Para ir valorando los escenarios, Generalitat y hoteles volverán a reunirse dentro de dos semanas con la esperanza de que la mejoría prosiga. «No sabemos fechas, pero trabajamos en hacer un análisis de la situación cada 15 días. Los datos mejoran mucho y podrían darnos alguna alegría inesperada en la próxima quincena o el próximo mes», sostuvo Mayor, que no renunció a poder tener algún tipo de actividad turística en Semana Santa: «Lo vemos complicado, pero no imposible», ya que «si la incidencia acumulada sigue bajando como hasta ahora y los hospitales tienen menos presión, nos daría el aval para adoptar esas medidas de desescalada».

Medidas radicales si empeora

En todo caso, Mayor insistió en que la relajación debe ser «prudente y controlada» para garantizar que no hay pasos atrás por un empeoramiento de la pandemia.

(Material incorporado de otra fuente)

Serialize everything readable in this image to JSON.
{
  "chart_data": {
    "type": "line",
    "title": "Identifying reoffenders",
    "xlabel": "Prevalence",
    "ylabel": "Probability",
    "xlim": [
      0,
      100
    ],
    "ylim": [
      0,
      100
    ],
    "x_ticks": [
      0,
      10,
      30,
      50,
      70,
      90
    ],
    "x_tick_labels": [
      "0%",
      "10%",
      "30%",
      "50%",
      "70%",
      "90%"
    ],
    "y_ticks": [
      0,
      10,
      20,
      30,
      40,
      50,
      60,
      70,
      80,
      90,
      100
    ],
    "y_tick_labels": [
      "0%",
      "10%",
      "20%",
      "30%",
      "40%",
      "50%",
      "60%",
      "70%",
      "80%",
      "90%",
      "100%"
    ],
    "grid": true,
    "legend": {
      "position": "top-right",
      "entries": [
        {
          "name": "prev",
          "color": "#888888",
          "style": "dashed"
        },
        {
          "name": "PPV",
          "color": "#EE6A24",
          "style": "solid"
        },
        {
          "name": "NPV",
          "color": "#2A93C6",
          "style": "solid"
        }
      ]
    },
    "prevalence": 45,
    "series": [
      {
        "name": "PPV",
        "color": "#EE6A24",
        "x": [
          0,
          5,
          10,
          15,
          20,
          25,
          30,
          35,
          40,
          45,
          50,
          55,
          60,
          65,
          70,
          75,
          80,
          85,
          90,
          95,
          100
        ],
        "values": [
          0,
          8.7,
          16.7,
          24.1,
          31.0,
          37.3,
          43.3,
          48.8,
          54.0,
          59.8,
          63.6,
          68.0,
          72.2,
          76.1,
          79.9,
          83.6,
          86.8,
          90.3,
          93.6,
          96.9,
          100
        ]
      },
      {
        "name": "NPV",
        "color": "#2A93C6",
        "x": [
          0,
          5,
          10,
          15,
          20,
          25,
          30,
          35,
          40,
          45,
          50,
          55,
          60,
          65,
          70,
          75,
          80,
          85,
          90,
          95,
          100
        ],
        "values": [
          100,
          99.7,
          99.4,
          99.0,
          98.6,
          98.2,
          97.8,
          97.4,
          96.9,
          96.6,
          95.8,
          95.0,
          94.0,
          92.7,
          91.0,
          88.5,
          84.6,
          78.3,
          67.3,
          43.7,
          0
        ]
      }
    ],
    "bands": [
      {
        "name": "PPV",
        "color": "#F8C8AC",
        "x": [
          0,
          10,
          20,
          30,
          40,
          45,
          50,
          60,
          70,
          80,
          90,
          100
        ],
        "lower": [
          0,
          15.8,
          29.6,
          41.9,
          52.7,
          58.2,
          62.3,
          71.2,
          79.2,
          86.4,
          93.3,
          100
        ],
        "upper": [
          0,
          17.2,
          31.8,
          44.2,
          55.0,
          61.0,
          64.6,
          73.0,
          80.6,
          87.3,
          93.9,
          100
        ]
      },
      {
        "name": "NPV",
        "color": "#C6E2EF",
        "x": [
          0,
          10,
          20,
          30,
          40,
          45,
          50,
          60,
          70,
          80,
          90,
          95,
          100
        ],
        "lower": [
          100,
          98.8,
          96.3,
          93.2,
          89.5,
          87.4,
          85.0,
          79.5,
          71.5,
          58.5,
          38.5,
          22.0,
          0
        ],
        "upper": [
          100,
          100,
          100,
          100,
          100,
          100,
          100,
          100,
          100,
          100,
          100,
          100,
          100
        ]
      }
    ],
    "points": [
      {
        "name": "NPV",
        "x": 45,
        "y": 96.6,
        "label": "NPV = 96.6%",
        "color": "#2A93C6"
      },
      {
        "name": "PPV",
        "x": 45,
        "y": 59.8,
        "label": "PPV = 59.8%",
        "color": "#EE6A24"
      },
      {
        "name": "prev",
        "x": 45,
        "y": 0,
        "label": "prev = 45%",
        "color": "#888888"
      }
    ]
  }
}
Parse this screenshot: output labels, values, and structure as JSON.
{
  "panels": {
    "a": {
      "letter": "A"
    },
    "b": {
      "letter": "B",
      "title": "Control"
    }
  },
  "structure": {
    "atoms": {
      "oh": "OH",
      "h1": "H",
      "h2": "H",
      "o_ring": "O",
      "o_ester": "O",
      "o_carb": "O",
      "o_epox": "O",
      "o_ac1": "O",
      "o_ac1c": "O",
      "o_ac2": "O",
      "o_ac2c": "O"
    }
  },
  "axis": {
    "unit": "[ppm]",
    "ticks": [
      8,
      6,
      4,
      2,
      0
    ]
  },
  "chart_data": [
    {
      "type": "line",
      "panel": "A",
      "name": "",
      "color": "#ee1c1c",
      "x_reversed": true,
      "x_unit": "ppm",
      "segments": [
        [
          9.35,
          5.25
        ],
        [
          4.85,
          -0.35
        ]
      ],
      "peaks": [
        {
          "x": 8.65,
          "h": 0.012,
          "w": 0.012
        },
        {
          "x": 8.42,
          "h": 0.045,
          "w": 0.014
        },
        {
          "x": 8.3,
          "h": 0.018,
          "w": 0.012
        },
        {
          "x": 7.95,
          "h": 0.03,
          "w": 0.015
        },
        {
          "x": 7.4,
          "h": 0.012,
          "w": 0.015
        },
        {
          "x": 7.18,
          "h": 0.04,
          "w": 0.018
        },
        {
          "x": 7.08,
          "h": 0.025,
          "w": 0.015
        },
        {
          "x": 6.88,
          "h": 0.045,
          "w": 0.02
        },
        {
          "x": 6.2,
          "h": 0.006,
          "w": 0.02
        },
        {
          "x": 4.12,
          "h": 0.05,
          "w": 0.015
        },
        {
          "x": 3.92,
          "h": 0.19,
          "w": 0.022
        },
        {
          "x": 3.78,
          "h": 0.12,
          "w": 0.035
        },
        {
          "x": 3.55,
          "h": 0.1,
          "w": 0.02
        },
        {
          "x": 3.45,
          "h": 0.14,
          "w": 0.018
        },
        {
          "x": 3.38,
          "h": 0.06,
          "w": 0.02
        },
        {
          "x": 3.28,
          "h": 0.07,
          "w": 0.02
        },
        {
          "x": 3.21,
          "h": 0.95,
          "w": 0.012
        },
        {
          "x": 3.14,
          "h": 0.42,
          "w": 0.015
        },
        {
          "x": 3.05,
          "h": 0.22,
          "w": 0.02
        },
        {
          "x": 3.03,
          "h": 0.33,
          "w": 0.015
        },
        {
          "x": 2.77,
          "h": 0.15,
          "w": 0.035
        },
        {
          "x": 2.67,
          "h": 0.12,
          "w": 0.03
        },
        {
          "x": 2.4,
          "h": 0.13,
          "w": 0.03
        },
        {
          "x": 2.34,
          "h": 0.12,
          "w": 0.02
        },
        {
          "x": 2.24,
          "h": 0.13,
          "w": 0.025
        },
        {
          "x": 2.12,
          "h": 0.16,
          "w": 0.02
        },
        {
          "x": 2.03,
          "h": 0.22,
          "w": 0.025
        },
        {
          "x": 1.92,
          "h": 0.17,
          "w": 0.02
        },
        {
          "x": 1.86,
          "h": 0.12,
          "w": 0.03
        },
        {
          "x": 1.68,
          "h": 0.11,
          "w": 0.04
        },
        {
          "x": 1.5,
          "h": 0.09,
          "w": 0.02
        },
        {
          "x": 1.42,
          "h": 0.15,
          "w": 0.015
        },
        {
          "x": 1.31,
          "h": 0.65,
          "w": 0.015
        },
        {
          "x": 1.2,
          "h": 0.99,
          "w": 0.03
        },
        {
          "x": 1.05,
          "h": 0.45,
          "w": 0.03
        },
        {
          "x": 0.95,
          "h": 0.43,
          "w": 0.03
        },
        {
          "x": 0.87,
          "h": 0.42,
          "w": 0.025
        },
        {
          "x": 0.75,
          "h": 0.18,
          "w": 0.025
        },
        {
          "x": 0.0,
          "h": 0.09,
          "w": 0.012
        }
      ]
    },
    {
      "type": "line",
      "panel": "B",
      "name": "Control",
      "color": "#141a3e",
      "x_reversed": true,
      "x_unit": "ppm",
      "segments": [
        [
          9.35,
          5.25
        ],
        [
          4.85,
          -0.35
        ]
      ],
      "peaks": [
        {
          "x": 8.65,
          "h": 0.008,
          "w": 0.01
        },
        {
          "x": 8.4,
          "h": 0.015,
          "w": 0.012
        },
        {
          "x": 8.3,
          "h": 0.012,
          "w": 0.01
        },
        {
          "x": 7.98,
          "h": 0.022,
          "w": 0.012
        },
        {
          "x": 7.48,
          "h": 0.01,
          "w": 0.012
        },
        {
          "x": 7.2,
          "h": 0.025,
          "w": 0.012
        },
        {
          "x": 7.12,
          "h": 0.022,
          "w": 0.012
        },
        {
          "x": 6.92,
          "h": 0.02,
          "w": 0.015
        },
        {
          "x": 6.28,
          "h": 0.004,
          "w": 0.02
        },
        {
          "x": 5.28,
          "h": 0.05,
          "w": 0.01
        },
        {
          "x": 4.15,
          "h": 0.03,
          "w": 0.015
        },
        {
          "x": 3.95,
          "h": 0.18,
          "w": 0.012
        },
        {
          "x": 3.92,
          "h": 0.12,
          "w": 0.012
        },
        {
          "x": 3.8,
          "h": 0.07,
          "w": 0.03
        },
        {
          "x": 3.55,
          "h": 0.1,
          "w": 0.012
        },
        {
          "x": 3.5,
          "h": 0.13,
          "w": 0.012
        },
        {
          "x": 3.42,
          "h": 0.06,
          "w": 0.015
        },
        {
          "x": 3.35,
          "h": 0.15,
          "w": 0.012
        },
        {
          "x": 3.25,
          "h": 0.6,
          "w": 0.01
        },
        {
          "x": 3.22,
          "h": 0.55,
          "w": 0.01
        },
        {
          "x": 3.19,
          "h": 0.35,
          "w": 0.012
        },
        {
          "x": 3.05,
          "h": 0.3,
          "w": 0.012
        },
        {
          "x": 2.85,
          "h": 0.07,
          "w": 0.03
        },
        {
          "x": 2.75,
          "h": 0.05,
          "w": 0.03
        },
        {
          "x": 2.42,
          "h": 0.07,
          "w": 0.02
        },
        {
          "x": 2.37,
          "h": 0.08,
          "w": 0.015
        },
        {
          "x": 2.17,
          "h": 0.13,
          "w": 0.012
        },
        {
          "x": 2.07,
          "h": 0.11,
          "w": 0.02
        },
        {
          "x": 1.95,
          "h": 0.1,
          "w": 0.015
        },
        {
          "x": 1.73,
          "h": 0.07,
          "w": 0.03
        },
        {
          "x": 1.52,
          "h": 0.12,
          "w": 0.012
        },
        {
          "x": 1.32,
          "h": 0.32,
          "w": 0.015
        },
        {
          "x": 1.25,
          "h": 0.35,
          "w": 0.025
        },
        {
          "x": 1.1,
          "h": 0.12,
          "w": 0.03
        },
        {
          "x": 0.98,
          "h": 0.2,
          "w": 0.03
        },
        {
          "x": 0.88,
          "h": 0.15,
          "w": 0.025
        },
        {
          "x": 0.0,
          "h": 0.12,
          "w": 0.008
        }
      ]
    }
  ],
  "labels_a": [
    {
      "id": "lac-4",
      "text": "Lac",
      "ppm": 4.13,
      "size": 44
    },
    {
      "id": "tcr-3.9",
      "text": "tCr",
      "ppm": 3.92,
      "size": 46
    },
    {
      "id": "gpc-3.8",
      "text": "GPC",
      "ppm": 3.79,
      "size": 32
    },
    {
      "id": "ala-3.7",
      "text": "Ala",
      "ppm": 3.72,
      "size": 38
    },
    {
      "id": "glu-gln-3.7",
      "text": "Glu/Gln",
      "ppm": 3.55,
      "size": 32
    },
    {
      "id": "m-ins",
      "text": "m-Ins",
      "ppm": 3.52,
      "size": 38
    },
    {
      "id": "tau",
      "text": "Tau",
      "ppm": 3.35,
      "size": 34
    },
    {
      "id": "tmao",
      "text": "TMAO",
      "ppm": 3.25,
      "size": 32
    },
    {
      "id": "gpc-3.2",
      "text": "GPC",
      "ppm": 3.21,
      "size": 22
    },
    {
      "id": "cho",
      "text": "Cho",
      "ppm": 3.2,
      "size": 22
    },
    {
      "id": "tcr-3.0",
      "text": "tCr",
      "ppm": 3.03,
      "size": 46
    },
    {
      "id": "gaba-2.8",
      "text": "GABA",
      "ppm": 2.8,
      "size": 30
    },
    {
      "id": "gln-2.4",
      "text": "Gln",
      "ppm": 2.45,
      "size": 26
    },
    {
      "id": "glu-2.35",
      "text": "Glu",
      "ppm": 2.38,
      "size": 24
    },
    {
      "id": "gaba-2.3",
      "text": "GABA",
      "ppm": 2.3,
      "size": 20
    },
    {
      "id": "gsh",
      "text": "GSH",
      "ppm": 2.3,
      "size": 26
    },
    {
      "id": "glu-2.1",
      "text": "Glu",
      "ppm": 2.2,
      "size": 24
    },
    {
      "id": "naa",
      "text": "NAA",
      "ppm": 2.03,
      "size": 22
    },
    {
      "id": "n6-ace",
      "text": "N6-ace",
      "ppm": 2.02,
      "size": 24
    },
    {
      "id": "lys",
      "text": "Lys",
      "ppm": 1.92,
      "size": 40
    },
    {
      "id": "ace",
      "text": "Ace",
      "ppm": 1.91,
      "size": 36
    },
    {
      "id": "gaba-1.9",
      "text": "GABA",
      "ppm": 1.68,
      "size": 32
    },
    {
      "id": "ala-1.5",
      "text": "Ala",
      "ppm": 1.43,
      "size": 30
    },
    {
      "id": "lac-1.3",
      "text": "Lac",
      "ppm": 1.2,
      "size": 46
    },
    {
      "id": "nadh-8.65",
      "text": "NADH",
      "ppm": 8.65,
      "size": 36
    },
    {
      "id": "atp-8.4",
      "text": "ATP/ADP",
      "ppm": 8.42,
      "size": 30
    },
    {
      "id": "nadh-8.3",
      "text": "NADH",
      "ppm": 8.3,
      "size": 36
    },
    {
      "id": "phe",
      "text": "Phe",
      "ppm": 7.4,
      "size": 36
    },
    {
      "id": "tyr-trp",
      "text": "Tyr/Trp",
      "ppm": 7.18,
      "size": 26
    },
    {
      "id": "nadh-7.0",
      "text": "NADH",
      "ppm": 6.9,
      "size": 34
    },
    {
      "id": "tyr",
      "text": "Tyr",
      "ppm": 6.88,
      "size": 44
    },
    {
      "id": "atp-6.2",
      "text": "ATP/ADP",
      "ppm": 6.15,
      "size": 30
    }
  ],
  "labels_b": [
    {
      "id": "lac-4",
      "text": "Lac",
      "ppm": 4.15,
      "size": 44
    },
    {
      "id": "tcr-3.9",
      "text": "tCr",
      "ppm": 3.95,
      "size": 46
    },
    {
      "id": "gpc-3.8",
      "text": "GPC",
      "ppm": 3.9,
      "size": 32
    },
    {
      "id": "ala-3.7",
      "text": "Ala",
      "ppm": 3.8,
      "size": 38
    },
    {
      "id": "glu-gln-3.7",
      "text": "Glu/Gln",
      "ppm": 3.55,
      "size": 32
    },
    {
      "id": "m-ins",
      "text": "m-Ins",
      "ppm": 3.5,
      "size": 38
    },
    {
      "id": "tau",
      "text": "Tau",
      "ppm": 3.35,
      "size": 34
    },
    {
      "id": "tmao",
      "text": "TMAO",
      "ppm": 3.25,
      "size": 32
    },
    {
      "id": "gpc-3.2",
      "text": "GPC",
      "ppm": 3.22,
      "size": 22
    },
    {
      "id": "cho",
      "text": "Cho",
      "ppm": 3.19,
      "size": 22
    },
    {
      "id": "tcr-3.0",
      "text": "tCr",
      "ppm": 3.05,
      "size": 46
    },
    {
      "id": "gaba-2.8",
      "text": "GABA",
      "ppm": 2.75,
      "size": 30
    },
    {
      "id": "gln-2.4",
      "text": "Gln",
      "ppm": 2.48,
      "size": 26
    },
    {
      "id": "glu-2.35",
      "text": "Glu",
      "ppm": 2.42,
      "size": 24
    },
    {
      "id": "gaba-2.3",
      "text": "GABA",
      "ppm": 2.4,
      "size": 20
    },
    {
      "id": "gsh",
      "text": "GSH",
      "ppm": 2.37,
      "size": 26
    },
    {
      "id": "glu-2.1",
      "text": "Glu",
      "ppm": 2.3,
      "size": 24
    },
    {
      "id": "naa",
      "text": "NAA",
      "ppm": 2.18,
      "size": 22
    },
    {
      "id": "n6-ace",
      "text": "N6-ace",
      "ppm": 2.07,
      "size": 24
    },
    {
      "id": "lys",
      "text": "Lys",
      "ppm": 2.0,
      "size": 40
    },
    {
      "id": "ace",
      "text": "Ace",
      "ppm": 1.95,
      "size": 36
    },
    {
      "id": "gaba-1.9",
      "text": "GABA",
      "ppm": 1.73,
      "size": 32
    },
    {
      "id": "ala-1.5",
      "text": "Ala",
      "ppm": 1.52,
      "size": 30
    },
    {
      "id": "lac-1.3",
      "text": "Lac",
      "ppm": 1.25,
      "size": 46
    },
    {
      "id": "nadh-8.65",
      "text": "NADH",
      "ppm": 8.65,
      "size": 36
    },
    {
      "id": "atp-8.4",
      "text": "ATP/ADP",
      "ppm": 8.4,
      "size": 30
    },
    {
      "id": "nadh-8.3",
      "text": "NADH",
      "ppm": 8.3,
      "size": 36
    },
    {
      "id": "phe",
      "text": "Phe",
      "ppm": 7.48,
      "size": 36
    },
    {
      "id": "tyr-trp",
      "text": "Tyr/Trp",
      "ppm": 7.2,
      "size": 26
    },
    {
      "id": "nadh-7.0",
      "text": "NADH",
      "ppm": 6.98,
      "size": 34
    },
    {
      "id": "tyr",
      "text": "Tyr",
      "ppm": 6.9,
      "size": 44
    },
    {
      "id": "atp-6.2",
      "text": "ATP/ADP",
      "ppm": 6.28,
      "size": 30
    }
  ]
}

Una vez se alcance la cota deseada de los 50 casos por 100.000 habitantes, Hosbec propone crear un sistema de previsión y prevención que evite «tropezar como el verano pasado».

Para ello, apuestan por medidas de rastreo, de seguimiento de los casos e incluso por cierres perimetrales municipales si se detectan brotes amplios que puedan poner en riesgo la desescalada. «Necesitamos un plan de actuación más decidido. Las medias tintas no funcionan», defendió.

El líder de los hoteleros valencianos también remarcó la importancia de la vacunación en el proceso de reapertura. Para Mayor, abril será el mes «clave» por la vacunación masiva. Sobre el pasaporte de inmunidad que se estudia en Europa, entiende que lo importante es que sea un «documento universal» que permita a las aerolíneas acogerse a una pauta única y solicitó que incluya también a quienes aporten un test negativo de covid aunque no estén vacunados, ya que lo contrario sería «discriminatorio».